In [49]: d = {'mystr{}'.format(i): i for i in range(30)}

In [50]: %timeit d['mystr25']
10000000 loops, best of 3: 46.9 ns per loop

In [51]: d = {sys.intern('mystr{}'.format(i)): i for i in range(30)}

In [52]: %timeit d['mystr25']
10000000 loops, best of 3: 38.8 ns per loop
Answered By: Mazdak

You can think of storing them in Data structure like Trie given your key is string. Even to store and retrieve from Trie you need O(N) where N is maximum length of key. Same happen to hash calculation which computes hash for key. Hash is used to find and store in Hash Table. We often don’t consider the hashing time or computation.
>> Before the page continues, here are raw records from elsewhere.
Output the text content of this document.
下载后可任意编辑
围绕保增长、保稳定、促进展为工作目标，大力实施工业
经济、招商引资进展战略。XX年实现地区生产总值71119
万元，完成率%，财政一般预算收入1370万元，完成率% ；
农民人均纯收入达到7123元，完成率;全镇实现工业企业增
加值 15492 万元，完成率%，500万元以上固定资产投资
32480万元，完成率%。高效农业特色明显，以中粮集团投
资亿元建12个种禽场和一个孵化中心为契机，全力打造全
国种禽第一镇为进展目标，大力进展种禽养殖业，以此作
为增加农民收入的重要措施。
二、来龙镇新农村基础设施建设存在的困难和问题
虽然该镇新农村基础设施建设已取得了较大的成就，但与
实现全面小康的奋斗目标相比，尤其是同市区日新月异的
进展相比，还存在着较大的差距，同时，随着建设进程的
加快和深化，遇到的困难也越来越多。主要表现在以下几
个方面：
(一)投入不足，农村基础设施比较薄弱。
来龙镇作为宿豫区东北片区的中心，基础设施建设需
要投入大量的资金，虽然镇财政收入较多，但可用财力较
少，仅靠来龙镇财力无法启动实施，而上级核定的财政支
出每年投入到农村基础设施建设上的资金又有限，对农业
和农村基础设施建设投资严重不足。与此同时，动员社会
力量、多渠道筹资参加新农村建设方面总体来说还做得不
You may give a shot to Trie, Which should be almost equal performance, may be little bit faster( if hash value is computed differently for say

HASH[i] = (HASH[i-1] + key[i-1]*256^i % BUCKET_SIZE ) % BUCKET_SIZE 

or something similar due to collision we need to use 256^i.

You can try to store them in Trie and see how it performs.

Answered By: sonus21

No, I don’t think there is anything faster than dict. The time complexity of its index checking is O(1).
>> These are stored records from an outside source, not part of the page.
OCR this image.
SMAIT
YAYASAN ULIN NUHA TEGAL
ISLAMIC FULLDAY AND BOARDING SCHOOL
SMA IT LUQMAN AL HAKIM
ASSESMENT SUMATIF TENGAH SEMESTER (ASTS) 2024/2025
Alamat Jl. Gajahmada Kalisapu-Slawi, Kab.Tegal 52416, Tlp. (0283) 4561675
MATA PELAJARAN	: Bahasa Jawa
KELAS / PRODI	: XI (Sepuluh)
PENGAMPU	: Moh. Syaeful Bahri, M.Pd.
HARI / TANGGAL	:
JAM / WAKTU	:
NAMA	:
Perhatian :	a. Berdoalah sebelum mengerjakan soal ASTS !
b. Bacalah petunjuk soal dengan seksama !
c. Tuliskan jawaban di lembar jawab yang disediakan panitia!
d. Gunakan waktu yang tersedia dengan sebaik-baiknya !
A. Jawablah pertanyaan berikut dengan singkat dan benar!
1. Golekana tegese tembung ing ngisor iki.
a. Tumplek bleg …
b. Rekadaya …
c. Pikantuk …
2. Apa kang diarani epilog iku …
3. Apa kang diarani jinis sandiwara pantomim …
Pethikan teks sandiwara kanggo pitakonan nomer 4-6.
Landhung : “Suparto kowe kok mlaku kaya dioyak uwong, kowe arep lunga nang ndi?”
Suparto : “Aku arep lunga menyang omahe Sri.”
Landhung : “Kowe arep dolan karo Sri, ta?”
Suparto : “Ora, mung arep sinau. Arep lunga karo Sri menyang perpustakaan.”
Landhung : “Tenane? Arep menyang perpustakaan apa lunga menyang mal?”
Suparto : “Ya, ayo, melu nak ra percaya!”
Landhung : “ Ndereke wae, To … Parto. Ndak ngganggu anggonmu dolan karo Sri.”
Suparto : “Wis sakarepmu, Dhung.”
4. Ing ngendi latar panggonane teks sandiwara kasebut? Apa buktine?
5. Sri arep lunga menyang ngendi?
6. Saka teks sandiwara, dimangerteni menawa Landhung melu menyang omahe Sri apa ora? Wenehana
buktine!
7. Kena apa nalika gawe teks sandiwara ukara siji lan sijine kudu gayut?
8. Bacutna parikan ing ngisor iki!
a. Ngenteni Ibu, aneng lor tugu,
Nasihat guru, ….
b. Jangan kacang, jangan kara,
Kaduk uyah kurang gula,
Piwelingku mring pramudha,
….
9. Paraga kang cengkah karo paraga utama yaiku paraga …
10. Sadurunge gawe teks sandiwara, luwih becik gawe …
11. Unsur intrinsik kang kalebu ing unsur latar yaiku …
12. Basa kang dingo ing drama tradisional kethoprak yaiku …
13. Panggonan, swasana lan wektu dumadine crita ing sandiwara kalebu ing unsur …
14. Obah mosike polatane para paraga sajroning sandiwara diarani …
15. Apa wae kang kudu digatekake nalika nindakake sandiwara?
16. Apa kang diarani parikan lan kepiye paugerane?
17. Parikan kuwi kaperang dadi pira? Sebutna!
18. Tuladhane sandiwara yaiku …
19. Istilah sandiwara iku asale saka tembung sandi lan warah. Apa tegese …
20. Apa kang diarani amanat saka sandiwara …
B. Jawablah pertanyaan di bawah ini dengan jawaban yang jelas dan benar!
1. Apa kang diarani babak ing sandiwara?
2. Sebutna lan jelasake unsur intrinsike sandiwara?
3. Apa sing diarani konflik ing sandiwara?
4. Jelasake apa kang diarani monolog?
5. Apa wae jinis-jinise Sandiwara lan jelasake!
-------------------------------------------------------
Operation    |  Average Case  | Amortized Worst Case  |
-------------------------------------------------------
Copy[2]      |    O(n)        |       O(n)            | 
Get Item     |    O(1)        |       O(n)            | 
Set Item[1]  |    O(1)        |       O(n)            | 
Delete Item  |    O(1)        |       O(n)            | 
Iteration[2] |    O(n)        |       O(n)            | 
-------------------------------------------------------

PS https://wiki.python.org/moin/TimeComplexity

Answered By: akash karothiya

A numpy.array[] and simple dict = {} comparison:

import numpy
from timeit import default_timer as timer

my_array = numpy.ones([400,400])

def read_out_array_values():
    cumsum = 0
    for i in range(400):
        for j in range(400):
            cumsum += my_array[i,j]


start = timer()
read_out_array_values()
end = timer()
print("Time for array calculations:" + str(end - start))


my_dict = {}
for i in range(400):
    for j in range(400):
        my_dict[i,j] = 1

def read_out_dict_values():
    cumsum = 0
    for i in range(400):
        for j in range(400):
            cumsum += my_dict[i,j]
    
start = timer()
read_out_dict_values()
end = timer()
print("Time for dict calculations:" + str(end - start))

Prints:

Time for dict calculations:0.046898419999999996
Time for array calculations:0.07558204099999999
============= RESTART: C:/Users/user/Desktop/dict-vs-numpyarray.py =============
Time for array calculations:0.07849989000000002
Time for dict calculations:0.047769446000000104
Answered By: poetyi

One would think that array indexing is faster than hash lookup.

So if we could store this data in a numpy array, and assume the keys are not strings, but numbers, would that be faster than a python a dictionary?

Unfortunately not, because NumPy is optimized for vector operations, not for individual look up of values.
Pandas fares even worse.
See the experiment here: https://nbviewer.jupyter.org/github/annotation/text-fabric/blob/master/test/pandas/pandas.ipynb

The other candidate could be the Python array, in the array module. But that is not usable for variable-size values.
And in order to make this work, you probably need to wrap it into some pure python code, which will set back all time performance gains that the array offers.

So, even if the requirements of the OP are relaxed, there still does not seem to be a faster option than dictionaries.